Aris Munitionsvorrat war bedrohlich knapp. Er war sich darüber klar, daß der Angriff des Gegners sofort zerschlagen werden mußte. Aris einzige Überlegenheit war seine genaue Kenntnis des Gegners. Mohammed Kassi, der irakische Straßenräuber, verfügte über keinerlei taktische Ausbildung. Er hatte sich Kawuky in der Hoffnung angeschlossen, durch Plünderung reich zu werden. Ari hielt Kassis Leute nicht für sonderlich tapfer, doch es waren Leute, die man leicht in Raserei versetzen konnte. Sollten sie jemals im Laufe der Schlacht die Oberhand gewinnen, so verwandelten sie sich sicherlich in eine mordgierige Meute. Ari beabsichtigte, sich die Unwissenheit und Ahnungslosigkeit der Araber zunutze zu machen.

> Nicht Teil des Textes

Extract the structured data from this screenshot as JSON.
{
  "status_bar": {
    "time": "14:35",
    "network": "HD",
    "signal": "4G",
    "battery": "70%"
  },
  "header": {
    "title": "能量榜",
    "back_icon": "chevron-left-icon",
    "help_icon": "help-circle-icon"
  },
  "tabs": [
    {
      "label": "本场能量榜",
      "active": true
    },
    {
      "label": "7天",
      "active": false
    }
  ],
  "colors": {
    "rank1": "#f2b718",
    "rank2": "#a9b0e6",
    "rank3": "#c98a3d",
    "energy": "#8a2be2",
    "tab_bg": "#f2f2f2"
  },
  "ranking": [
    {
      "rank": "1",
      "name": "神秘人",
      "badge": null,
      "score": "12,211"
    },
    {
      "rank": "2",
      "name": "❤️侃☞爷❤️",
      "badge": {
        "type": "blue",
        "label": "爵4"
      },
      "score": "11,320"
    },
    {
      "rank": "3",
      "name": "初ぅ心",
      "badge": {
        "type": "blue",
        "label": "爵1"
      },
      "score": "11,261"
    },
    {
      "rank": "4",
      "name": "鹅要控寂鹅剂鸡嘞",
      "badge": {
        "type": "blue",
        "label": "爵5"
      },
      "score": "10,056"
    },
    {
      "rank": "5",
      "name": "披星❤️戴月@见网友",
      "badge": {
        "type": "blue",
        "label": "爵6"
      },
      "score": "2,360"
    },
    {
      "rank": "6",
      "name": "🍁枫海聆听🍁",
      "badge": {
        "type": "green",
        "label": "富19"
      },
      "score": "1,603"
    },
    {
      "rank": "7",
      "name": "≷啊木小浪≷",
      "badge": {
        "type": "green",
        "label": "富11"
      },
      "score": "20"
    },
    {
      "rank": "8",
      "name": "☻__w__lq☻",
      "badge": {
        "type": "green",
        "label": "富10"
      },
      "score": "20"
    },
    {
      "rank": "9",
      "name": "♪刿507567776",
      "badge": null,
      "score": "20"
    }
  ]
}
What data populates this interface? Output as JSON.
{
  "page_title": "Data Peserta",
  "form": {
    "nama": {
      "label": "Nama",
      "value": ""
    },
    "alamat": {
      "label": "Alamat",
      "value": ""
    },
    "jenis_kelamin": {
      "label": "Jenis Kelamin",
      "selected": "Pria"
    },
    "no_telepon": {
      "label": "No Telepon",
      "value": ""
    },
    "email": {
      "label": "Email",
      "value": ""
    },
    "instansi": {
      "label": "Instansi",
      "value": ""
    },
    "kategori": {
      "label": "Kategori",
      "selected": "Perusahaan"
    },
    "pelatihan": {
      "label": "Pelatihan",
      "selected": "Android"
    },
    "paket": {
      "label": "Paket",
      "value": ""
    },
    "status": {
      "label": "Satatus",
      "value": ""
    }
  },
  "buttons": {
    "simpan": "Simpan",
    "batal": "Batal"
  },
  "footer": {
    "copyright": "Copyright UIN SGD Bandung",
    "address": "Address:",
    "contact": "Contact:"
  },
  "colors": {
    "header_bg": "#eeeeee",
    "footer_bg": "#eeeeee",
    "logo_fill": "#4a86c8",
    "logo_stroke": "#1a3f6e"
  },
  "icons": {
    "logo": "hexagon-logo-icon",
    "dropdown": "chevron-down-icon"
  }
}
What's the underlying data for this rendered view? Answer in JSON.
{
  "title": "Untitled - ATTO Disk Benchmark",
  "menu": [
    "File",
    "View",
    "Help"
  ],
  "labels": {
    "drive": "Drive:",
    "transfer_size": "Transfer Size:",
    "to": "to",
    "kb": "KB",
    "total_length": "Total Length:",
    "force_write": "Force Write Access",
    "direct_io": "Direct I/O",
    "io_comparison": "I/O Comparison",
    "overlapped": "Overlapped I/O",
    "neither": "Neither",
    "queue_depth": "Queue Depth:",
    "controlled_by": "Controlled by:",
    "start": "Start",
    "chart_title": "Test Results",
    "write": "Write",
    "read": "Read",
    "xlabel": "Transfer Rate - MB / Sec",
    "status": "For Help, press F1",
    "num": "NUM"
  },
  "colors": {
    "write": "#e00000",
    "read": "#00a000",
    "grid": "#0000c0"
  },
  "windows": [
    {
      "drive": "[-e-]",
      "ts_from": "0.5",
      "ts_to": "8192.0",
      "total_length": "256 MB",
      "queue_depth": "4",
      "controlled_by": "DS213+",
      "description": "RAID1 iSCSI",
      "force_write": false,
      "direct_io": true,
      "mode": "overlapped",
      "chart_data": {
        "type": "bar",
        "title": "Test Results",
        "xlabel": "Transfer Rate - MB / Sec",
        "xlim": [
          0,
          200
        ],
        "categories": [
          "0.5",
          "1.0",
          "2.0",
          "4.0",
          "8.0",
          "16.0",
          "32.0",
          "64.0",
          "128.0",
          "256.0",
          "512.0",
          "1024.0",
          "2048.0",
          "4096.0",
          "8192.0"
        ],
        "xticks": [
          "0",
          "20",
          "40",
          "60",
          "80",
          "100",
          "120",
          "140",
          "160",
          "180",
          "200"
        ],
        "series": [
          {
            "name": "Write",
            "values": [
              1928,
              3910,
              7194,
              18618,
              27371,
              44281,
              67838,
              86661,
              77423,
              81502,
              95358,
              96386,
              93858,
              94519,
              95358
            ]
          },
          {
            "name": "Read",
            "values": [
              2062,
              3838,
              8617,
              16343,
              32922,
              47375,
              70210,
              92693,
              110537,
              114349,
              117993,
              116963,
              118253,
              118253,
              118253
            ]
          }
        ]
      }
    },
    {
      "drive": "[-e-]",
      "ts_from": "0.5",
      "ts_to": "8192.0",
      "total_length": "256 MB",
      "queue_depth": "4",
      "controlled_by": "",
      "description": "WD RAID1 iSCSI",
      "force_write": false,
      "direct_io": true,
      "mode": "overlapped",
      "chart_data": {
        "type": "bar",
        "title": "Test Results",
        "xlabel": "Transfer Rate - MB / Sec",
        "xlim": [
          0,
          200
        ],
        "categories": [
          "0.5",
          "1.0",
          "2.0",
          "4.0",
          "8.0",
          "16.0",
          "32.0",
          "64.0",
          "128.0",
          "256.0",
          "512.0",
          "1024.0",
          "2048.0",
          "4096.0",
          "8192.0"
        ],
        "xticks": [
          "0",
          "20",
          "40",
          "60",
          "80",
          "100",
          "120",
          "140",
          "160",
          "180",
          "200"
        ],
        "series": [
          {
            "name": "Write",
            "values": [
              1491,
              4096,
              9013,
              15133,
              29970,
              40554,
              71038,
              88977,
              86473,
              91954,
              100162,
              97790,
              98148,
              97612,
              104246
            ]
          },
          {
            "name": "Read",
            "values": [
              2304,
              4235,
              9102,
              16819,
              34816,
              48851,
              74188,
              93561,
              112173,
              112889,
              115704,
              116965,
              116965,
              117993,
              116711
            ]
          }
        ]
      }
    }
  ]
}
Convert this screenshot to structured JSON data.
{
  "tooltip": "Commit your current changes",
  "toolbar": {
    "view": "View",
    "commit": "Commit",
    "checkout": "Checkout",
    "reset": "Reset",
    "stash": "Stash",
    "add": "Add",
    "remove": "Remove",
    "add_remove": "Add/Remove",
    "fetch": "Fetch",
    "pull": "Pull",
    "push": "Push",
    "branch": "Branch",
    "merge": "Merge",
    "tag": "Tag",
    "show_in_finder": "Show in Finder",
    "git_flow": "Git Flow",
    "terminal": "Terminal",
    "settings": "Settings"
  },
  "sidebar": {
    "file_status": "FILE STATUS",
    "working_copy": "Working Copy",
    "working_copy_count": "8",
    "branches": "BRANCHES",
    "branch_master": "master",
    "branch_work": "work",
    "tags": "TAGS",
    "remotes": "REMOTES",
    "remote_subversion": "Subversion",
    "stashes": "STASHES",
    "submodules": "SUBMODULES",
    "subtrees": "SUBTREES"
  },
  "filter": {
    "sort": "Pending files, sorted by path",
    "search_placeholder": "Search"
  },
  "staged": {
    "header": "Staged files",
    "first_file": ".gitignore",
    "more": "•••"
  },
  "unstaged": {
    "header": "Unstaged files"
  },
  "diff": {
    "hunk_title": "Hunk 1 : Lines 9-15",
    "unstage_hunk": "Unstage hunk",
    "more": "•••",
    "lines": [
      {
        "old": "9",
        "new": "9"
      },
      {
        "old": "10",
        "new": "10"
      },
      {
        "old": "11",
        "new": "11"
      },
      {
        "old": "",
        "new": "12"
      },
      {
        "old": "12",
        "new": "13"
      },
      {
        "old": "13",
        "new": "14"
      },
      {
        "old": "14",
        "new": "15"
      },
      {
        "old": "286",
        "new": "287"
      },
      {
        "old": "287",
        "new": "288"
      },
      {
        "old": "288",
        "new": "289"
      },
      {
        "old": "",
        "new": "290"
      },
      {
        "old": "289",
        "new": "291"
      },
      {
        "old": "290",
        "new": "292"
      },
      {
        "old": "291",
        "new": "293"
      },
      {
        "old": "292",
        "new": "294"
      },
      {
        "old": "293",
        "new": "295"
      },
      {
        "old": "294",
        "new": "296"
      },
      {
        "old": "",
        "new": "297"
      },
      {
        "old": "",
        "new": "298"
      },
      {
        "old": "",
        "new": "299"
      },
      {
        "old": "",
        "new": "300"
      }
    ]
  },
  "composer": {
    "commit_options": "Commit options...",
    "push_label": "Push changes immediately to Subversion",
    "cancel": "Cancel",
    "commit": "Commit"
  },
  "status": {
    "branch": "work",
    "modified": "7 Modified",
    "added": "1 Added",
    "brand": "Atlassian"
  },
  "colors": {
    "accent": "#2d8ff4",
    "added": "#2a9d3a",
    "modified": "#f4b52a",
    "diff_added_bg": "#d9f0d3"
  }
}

Er baute seinen Defensivplan auf der Annahme auf, daß Kassi einen Frontalangriff auf der direkten und kürzesten Linie von Fort Esther versuchen würde. Immer war die Taktik der Araber der frontale Angriff gewesen, schon damals, als er als Junge gegen sie gekämpft hatte. Ari konzentrierte seine Verteidigung auf einen einzigen Punkt. Dieser entscheidende Punkt in Aris Defensivplan war eine Schlucht, die sich zu einem Hohlweg verengte und wie ein Trichter nach Gan Dafna hinunterführte. Gelang es Ari, Kassis Leute in diese Schlucht zu locken, hatte er eine Chance. Seew Gilboa unterhielt Spähtrupps in den Felsen und dem Unterholz unmittelbar vor Fort Esther, die die Bewegungen der Araber beobachteten. Sie stellten fest, daß Kassi seine Leute massierte und zum Angriff bereitstellte.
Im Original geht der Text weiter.